Guest post by Frederick Manfred Simon.
July 30, 2017
It is said “Man cannot live by bread
alone,” yet he likewise cannot live without it – or a form
thereof – either, thus grain and its unquenchable need. At hand:
mercury rising – unabated. It’s half past midday, the ambient
temperature is rapidly coming to a boil under an unforgiving sun
ablaze as she easily bends the flaccid line between double and triple
digit Fahrenheit with her unflinching glare. The whine of EMD’s in
dynamics is unmistakable as Engineer Jerry
Miller brings his train with four motors and 22
loads to a stop on the main while the conductor considers the pending
pickup of eleven – loaded earlier in the lesser heat of the day –
covered hoppers from Central Washington Grain Growers’ spur.
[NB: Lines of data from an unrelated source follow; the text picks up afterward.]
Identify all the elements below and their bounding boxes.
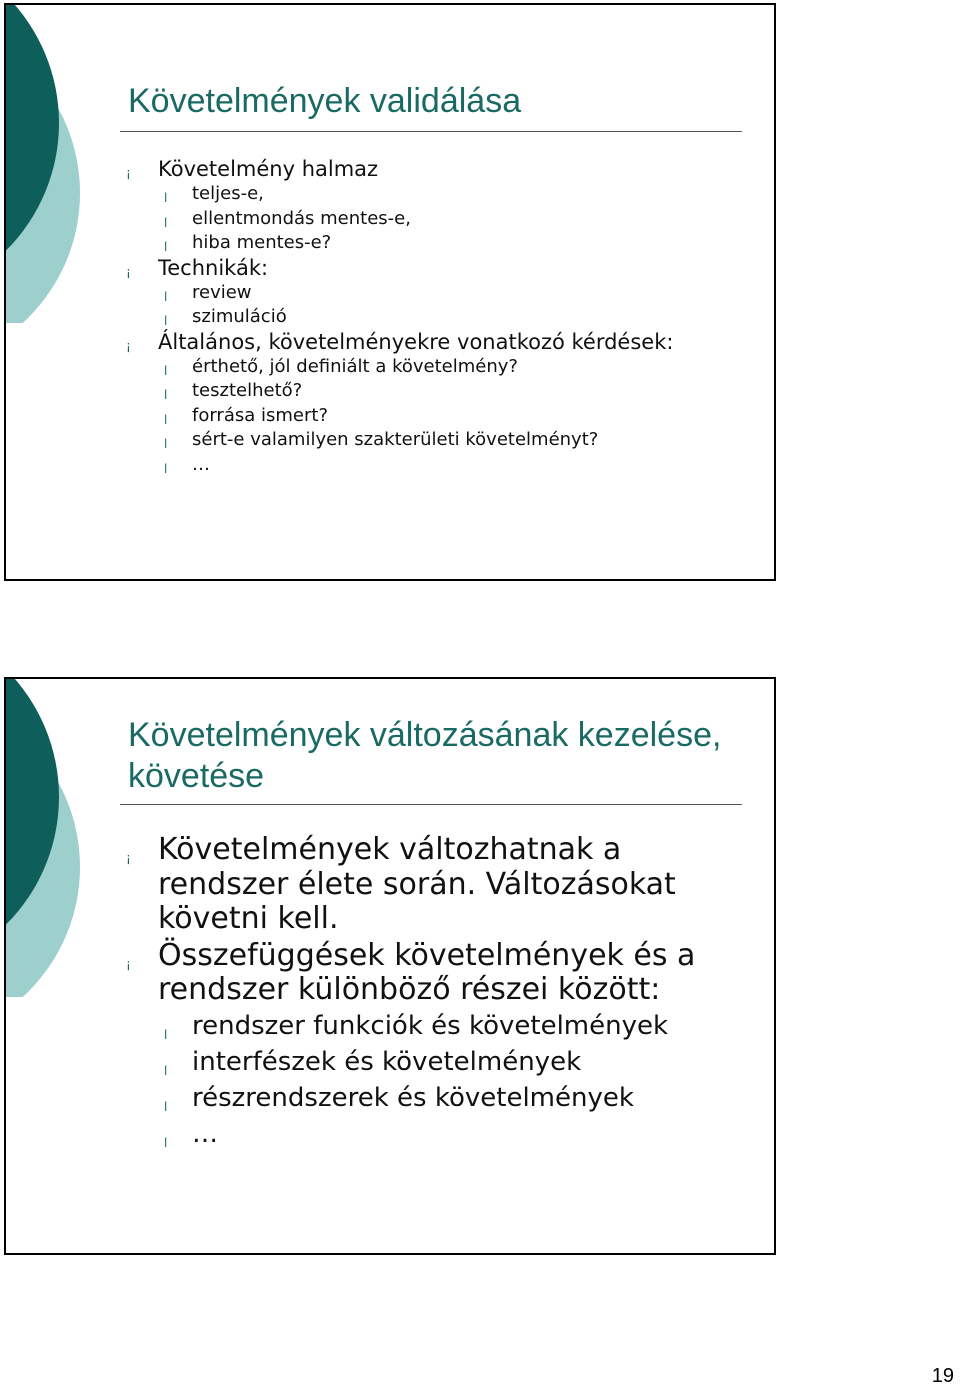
sub-bullet-marker: l (164, 191, 168, 205)
slide-1 (4, 3, 776, 581)
sub-bullet-text: forrása ismert? (192, 404, 328, 426)
sub-bullet-text: sért-e valamilyen szakterületi követelményt? (192, 429, 599, 450)
sub-bullet-marker: l (164, 215, 168, 230)
bullet-item (126, 939, 734, 1008)
sub-bullet-text: interfészek és követelmények (192, 1046, 582, 1077)
sub-bullet-item (126, 1116, 734, 1152)
sub-bullet-text: … (192, 453, 210, 475)
sub-bullet-marker: l (164, 1099, 168, 1114)
sub-bullet-item (126, 231, 754, 256)
slide-content (126, 157, 754, 477)
title-divider (120, 131, 742, 132)
sub-bullet-item (126, 281, 754, 306)
sub-bullet-text: rendszer funkciók és követelmények (192, 1010, 669, 1041)
sub-bullet-text: hiba mentes-e? (192, 232, 332, 253)
sub-bullet-text: tesztelhető? (192, 380, 303, 401)
sub-bullet-text: ellentmondás mentes-e, (192, 207, 411, 229)
bullet-item (126, 833, 734, 937)
bullet-text: Összefüggések követelmények és a rendszer különböző részei között: (158, 937, 696, 1007)
bullet-marker: ¡ (126, 166, 131, 180)
bullet-marker: ¡ (126, 851, 131, 865)
title-divider (120, 804, 742, 805)
sub-bullet-text: érthető, jól definiált a követelmény? (192, 355, 518, 377)
sub-bullet-text: teljes-e, (192, 183, 264, 204)
bullet-item (126, 330, 754, 355)
sub-bullet-marker: l (164, 1063, 168, 1078)
slide-2 (4, 677, 776, 1255)
bullet-marker: ¡ (126, 338, 131, 353)
sub-bullet-item (126, 453, 754, 478)
sub-bullet-item (126, 207, 754, 232)
sub-bullet-item (126, 404, 754, 429)
bullet-text: Technikák: (158, 255, 269, 280)
sub-bullet-marker: l (164, 363, 168, 378)
slide-content (126, 833, 734, 1152)
bullet-marker: ¡ (126, 956, 131, 971)
sub-bullet-item (126, 379, 754, 404)
bullet-text: Követelmény halmaz (158, 157, 379, 181)
sub-bullet-marker: l (164, 240, 168, 254)
sub-bullet-marker: l (164, 388, 168, 402)
bullet-marker: ¡ (126, 264, 131, 279)
slide-title-line-2: követése (128, 757, 265, 795)
sub-bullet-marker: l (164, 412, 168, 427)
sub-bullet-item (126, 1080, 734, 1116)
sub-bullet-text: részrendszerek és követelmények (192, 1082, 634, 1113)
sub-bullet-marker: l (164, 461, 168, 476)
sub-bullet-text: szimuláció (192, 306, 287, 327)
sub-bullet-item (126, 305, 754, 330)
sub-bullet-item (126, 1008, 734, 1044)
sub-bullet-marker: l (164, 1135, 168, 1150)
sub-bullet-marker: l (164, 1027, 168, 1042)
bullet-text: Általános, követelményekre vonatkozó kérdések: (158, 329, 674, 354)
slide-title: Követelmények validálása (128, 82, 522, 120)
sub-bullet-item (126, 182, 754, 207)
slide-title-line-1: Követelmények változásának kezelése, (128, 716, 722, 754)
bullet-item (126, 256, 754, 281)
sub-bullet-item (126, 355, 754, 380)
sub-bullet-item (126, 428, 754, 453)
sub-bullet-marker: l (164, 437, 168, 451)
bullet-item (126, 157, 754, 182)
decorative-circles (4, 677, 94, 997)
decorative-circles (4, 3, 94, 323)
bullet-text: Követelmények változhatnak a rendszer élete során. Változásokat követni kell. (158, 832, 676, 936)
sub-bullet-text: … (192, 1118, 218, 1149)
sub-bullet-item (126, 1044, 734, 1080)
sub-bullet-marker: l (164, 314, 168, 328)
sub-bullet-text: review (192, 281, 252, 303)
slide-title (128, 715, 744, 797)
page-number: 19 (931, 1365, 954, 1387)
sub-bullet-marker: l (164, 289, 168, 304)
But
bread is the furthest from the crew’s mind. Instead, hydration is
focal: always close at hand as the steel of the right-of-way and
rolling stock soak up the heat and radiate it like a furnace flame
that burns your touch and sucks you dry in a parched heartbeat. Yet
man and machine force themselves against this abominable convection
belied by the quivering heat distortion that hampers distinct image
and mental focus. Harvest is nearing fever pitch, and the hopper
troughs have consumed copiously from the crib, corrugated, and
concrete elevator umbilicals at the CWGG Almira Station and ready to
head east for movement of their staple sustenance beyond this
breadbasket hamlet. Claiming some 280 resident souls, once the only
“dry city” in the Big Bend territory, and temporary terminus of
the precedent Central Washington Railroad, it was prophesied in the
Wilbur Register on July 26, 1889, “that [this] place may make a
town in the future […] If you desire to learn of the ‘glorious
future’ in store for the town just confer with ‘Tom’ Hodges,
the resident town-site agent. He never tires of reciting it."
Indeed, it became an oasis, but the mirage of a “glorious future”
– in retrospect – was surely hyperbole, if not cooked hubris.